The provider shall have had a minimum of three year’s appropriate experience treating sex offenders, collaborating with other agencies, and working with probation and parole departments and agencies. The provider shall be licensed in his or her respective discipline. In addition, the provider shall have had a minimum of 2000 post graduate degree supervised hours of face-to-face clinical contact with persons who sexually offend.
Any unlicensed person on the program's staff who provides treatment services to sexually violent predators shall be under the direct supervision of the qualified Pennsylvania licensed professional. Any unlicensed staff members shall have at minimum a bachelor’s degree.
Any individual offering treatment services as a sole practitioner shall be licensed in his or her respective discipline and have had a minimum of 2000 post-graduate degree supervised hours of face-to-face clinical contact with persons who sexually offend.
The treatment shall be configured to follow current best practice standards, including, but not limited to, the reduction of risk to re-offend sexually. Said treatment can be intrusive, investigative and challenging to the individual being treated. It is at the same time respectful of the individual. It is always conducted collaboratively with agencies relevant to the individual’s treatment. Treatment is always individualized, relevant to the individual being treated. It is the responsibility of the treatment provider to establish an individualized treatment plan to reduce the risk of sexual re-offense; secondary treatment goals are always part of individualized treatment.
The program shall employ a cognitive behavioral treatment approach that emphasizes group counseling and peer confrontation/ support. Treatment components may include, but need not be limited to, cognitive restructuring, values clarification, recognition of offense behaviors, behavior therapy, identification of risk factors, enhancement of coping skills, relapse/re-offense prevention, victim impact awareness, social competence, assertiveness training, anger and affect control, impulse control, sex education, improvement of appropriate sexual functioning, substance abuse treatment, and improvement of primary relationships.
If the sexually violent predator is not to be treated in a group setting or with cognitive behavioral therapy, the justification for such treatment shall be set forth in the clinical assessment.
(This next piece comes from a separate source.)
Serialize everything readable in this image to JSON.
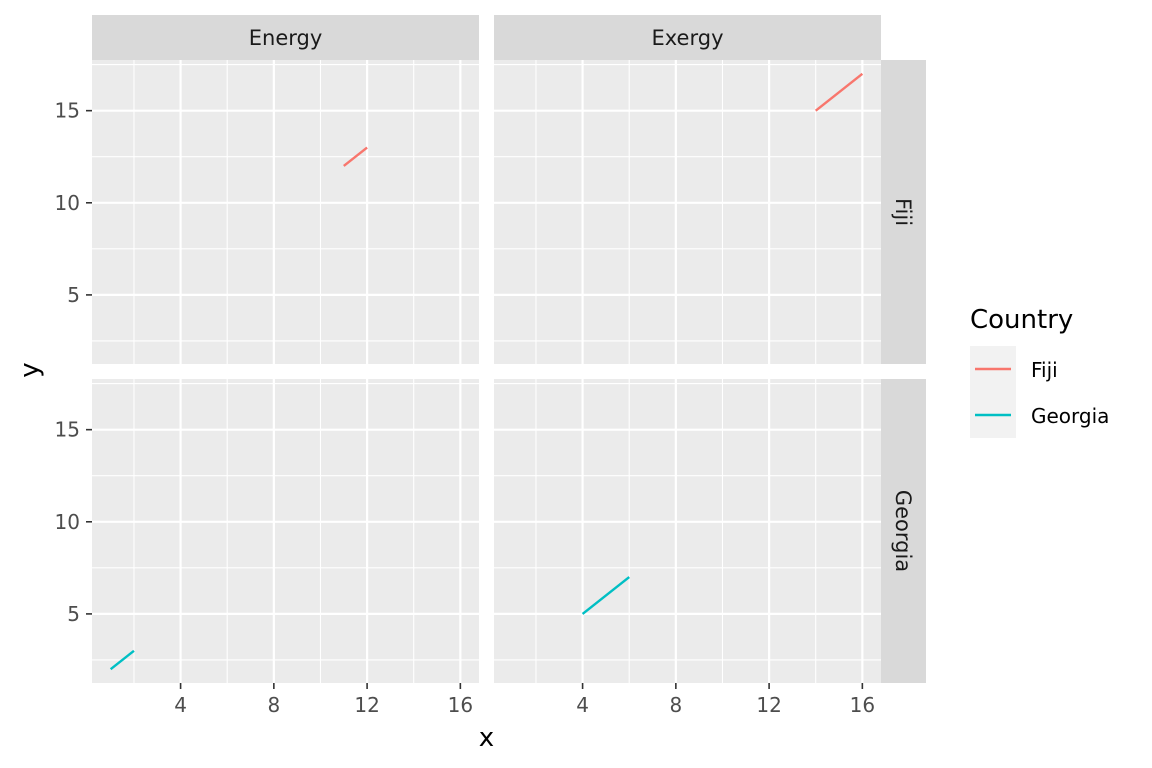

Female sex offenders, for example, should not be treated in male sex offender groups; insufficient numbers of female sex offenders may warrant individual treatment.
The program shall employ a written Individual Treatment Plan (ITP). ITP’s should be offender-specific, tailored to the offender’s criminal history, cognitive patterns, sexual arousal patterns, offense patterns, co-occurring conditions, risk assessment, relapse profile and current circumstances. It shall contain measurable treatment goals, objectives and treatment interventions, and indicate the persons responsible for treatment and supervision. It shall integrate the collaborative efforts of all criminal justice and treatment agencies responsible for treatment and supervision of the offender.
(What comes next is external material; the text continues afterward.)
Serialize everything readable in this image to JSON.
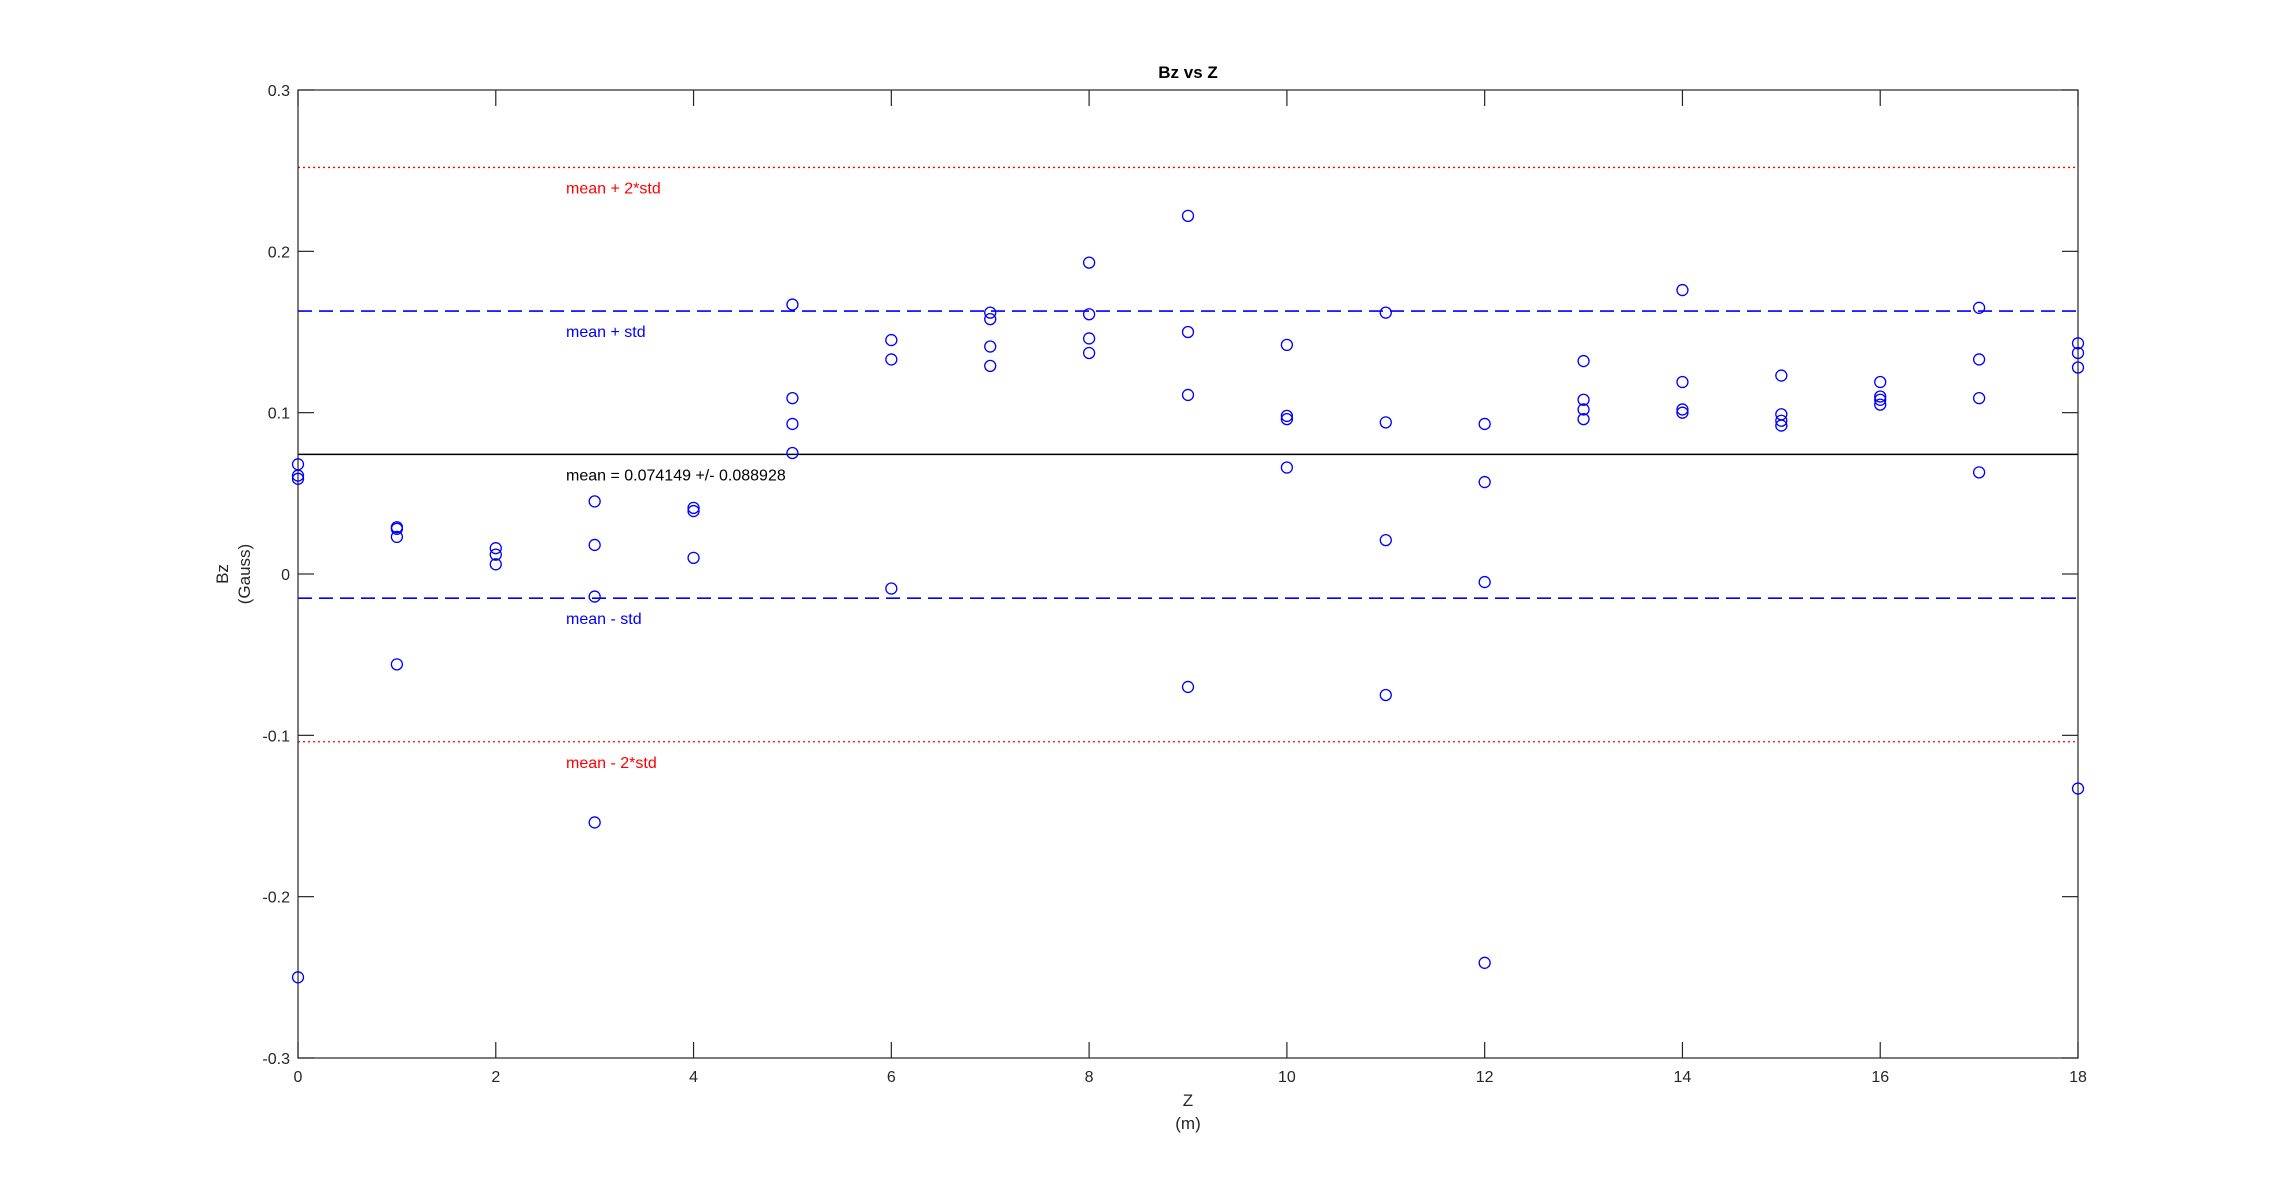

The program shall have the capacity to provide for the administration of objective measures such as the Abel Sexual Interest Inventory or Plethysmography to ascertain deviant sexual interest and arousal patterns. If objective measures are not to be used, the individual case plan shall state why they are not employed.
The program shall have the capacity to provide for the administration of sex offender specific clinical polygraph testing to measure program compliance and progress in treatment. The polygraph is a tool of treatment. The polygrapher is not required to be a member of the program staff and may be employed on a contractual basis.
The program shall ensure that victim protection and restitution are an integral part of sex offender treatment and management. Primary, secondary, and potential victim notification, contact, and/or participation in the treatment and decision making process shall be victim-driven and clinically appropriate. All victim protection shall be a paramount goal of offender management.
Family reunification goals shall be victim-driven, tailored to the victim’s best interests, and pursued when clinically appropriate. Any identified victims should have their own qualified therapist participating in any potential reunification plans. In addition, any non-offending parent shall participate in treatment.
The program shall have the capacity to provide or arrange for physician evaluation and prescription of anti-androgen and other pharmacological therapies as an adjunct to the cognitive behavioral approach for treatment of sexual deviance.
The program shall provide two co-therapists to conduct any therapy group that exceeds eight sex offenders, including any sexually violent predators. Didactic and education groups may involve larger participant numbers, and may be led by only one therapist.
The program shall provide or arrange for referral to specialized ancillary services for sex offenders who display other special needs or co-occurring disorders (e.g., substance abuse, mental retardation, mental illness or learning disorders).
The program shall keep accurate, uniform and timely records of treatment. It shall provide written reports on progress to the responsible criminal justice, correctional and probation or parole authorities at least once every six months, and provide same with immediate notice of serious violations of program rules.
The program shall conduct and document case conferences with team members from parole and probation, other treatment services, criminal justice agencies, and social service agencies not less than once per month, and facilitate the participation of these agencies in actual group treatment processes, as appropriate to actively monitor community risk, treatment compliance and progress.
Treatment staff interaction with sexually violent predators shall encompass compassion for the humanity of the offender, while recognizing the offender’s criminal sexual behavior as reprehensible. Treatment staff interaction with sexually violent predators, while intrusive and confrontive at times, is never disrespectful or abusive.